Series 08: From pure measure to emotion, 1992-1993
Contents of the exhibition at Anselmo Álvarez, Madrid: From pure measure to emotion
I. Mondrian, beginning and end.
Throughout its history, attitudes towards art have varied immensely, as have the uses of painting in particular.
Even so, two orientations have most enhanced the human race. These two are the most necessary too, if we believe we belong in a world in constant movement and evolution.
A.- The one that expresses such a world.
B.- The one that is concerned with learning it to improve it. And, while being aware that, in artists genuinely committed to art, both attitudes eventually form part of the whole through their constant connection, I still think it worthwhile to apprehend and meditate on the difference between the two, particularly as I consider means and ends to be of vital importance when we talk about art.
Mondrian said: “Seeing –as objectively as possible– is the principal ambition of all plastic art. If objective vision were possible, it would give us a true image of reality.”
As a professional painter, Giotto, like Cezanne, magnified the daily struggle to better understand his art and craft and pass on to us snippets of knowledge that enhance our sensory perception.
In their respective oeuvres, two superlatively gifted artists, Velázquez and Raphael, left us genuine messages of realities that, precisely because they are subjective, contain more essentiality.
Taken as a whole, the plastic arts of the 20th century offer a huge range of explorations into the most individualized being. Styles are means: they become tools for inner knowledge, consciously used to that end. The anxiety produced by the perception of far-reaching change actually blends with the feeling that painting is dead; when what really happens is that, as in any revolution, conscious knowledge of its reconstructive power actually increases.
Placing Mondrian in this context, we see that his intuition pushes him to eliminate everything that is not essential to pure plastic art; for instance: theme, which might distract the artist from the exploration and discovery of the pure plastic elements (dot, line, plane and color).
Likewise, he renounces expression in an attitude of generous responsibility and for the sake of a direct relation between means and ends: painting and knowledge of the world.
Art and science unite
Throughout the century, painters made some magnificent progress in this regard; but Mondrian, or at least that’s how I see it, was perhaps the furthest out on the edge between the concepts of contemporaneousness and future.
His renunciations of theme and expression, his respect for and acceptance of the limits of the support and of the pure plastic elements make him the supreme maestro of all painters interested in using paint in a particular way, one directly associated with the movement of the world; with life in it.
II. The quantum lens and the concept of division Looked at globally, human pain is so excessive that we are all forced to some extent, individually or collectively, to make multiple divisions so as not to feel it.
Today’s most topical philosophy, in the works of Emmanuel Levinas and Georges Balandier, seeks to comprehend
and explain the utter rejection of “the other”. At times, a tiny difference, no matter how small, is intolerable which makes it“more economical to separate.”
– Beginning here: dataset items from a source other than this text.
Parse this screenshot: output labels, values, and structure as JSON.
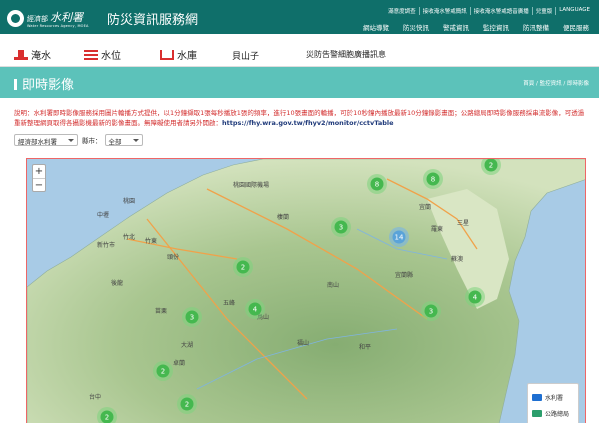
{
  "header": {
    "ministry": "經濟部",
    "agency": "水利署",
    "agency_en": "Water Resources Agency, MOEA",
    "title": "防災資訊服務網",
    "top_links": [
      "滿意度調查",
      "接收淹水警戒簡訊",
      "接收淹水警戒語音廣播",
      "兒童版",
      "LANGUAGE"
    ],
    "nav": [
      "網站導覽",
      "防災快訊",
      "警戒資訊",
      "監控資訊",
      "防汛整備",
      "便民服務"
    ]
  },
  "subnav": {
    "buttons": [
      "淹水",
      "水位",
      "水庫"
    ],
    "location": "貝山子",
    "cbs": "災防告警細胞廣播訊息"
  },
  "page": {
    "title": "即時影像",
    "breadcrumb": "首頁 / 監控資訊 / 即時影像"
  },
  "notice": {
    "text": "說明：水利署即時影像服務採用圖片輪播方式提供，以1分鐘擷取1張每秒播放1張的頻率，進行10張畫面的輪播，可於10秒鐘內播放最新10分鐘錄影畫面；公路總局即時影像服務採串流影像，可透過重新整理網頁取得各攝影機最新的影像畫面。無障礙使用者請另外開啟：",
    "url": "https://fhy.wra.gov.tw/fhyv2/monitor/cctvTable"
  },
  "filters": {
    "source": "經濟部水利署",
    "county_label": "縣市：",
    "county": "全部"
  },
  "map": {
    "zoom_in": "+",
    "zoom_out": "−",
    "places": [
      "桃園",
      "中壢",
      "新竹市",
      "竹北",
      "竹東",
      "頭份",
      "苗栗",
      "後龍",
      "大湖",
      "卓蘭",
      "台中",
      "桃園國際機場",
      "五峰",
      "宜蘭",
      "羅東",
      "蘇澳",
      "宜蘭縣",
      "南山",
      "和平",
      "福山",
      "鳥山",
      "三星",
      "棲蘭"
    ],
    "clusters": [
      "8",
      "8",
      "2",
      "3",
      "2",
      "3",
      "4",
      "2",
      "2",
      "14",
      "3",
      "4",
      "2"
    ],
    "legend": [
      {
        "label": "水利署",
        "color": "#1e6fd1"
      },
      {
        "label": "公路總局",
        "color": "#2c9e6c"
      }
    ]
  }
}
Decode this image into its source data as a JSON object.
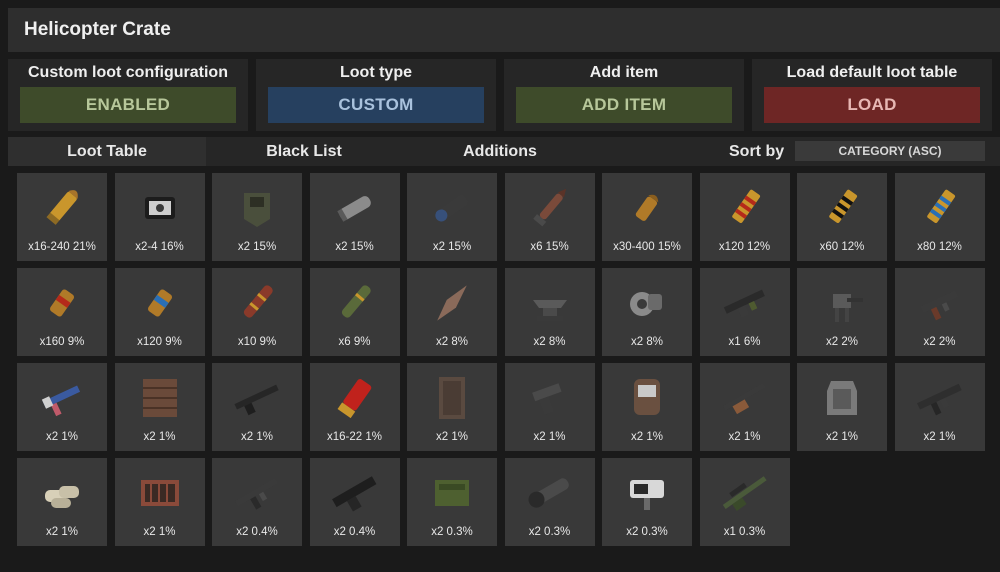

In plastic terms, and, if we want to be objective about the contemporary situation, from the point of view of a revolution in favor of equal rights for all, admitting also the potential differences there might be between us, without making our fellow creatures pay for it, in the established scale of values (division) we are forced to acquire a greater
potentiality, achieved through discovering and assimilating:
– Concept of Void. Already met with, as a fl ight from reality.
– Concept of Tension. Produced by repressions of plastic energy.
– Concept of Division. The multiple “divisions” we are capable of making to avoid pain.
Bernard D’Espagnat deals with this theme in his book In search of the real: A physicist’s view, through the concept of “non-separativity”. Contemporary music subjects time to minute examination; in contemporary ballet, one of today’s most prestigious choreographers, William Forsythe, uses the bodies of his dancers to act out on stage a detailed, thorough-going movement of all bodily matter. Knowledge of every millimeter of the body and its functions is the basis of dance. The gestures, the expressions, the form or size of the dancers, are not essential.
Their individual features and characteristics are not important. Knowledge of the full potential of the body puts them in a position to use it, in a perfect, distinctive space-time relation.
It’s like that too with plastic art. We’ve got to know how to measure minutely each dot in the plane, ensuring its direction is exact and its occupation correct.
The construction of the plane and its relation with the plane-support, and the multiple modifi cations that affect them, creators of meanings.
The dimensions of color that, together with the measurement of the selected planes, unify and harmonize the composition.
We use the knowledge of pure plastic elements to construct an image that produces an emotion, which in turn provokes a sensory discovery or experience.
In dance, Antonio Canales constructs rhythms and symbols capable of producing multiple emotions; he uses technique to relate to the public and produce the emotive link.
And that, in my commitment to painting today, is exactly what I’m up to now.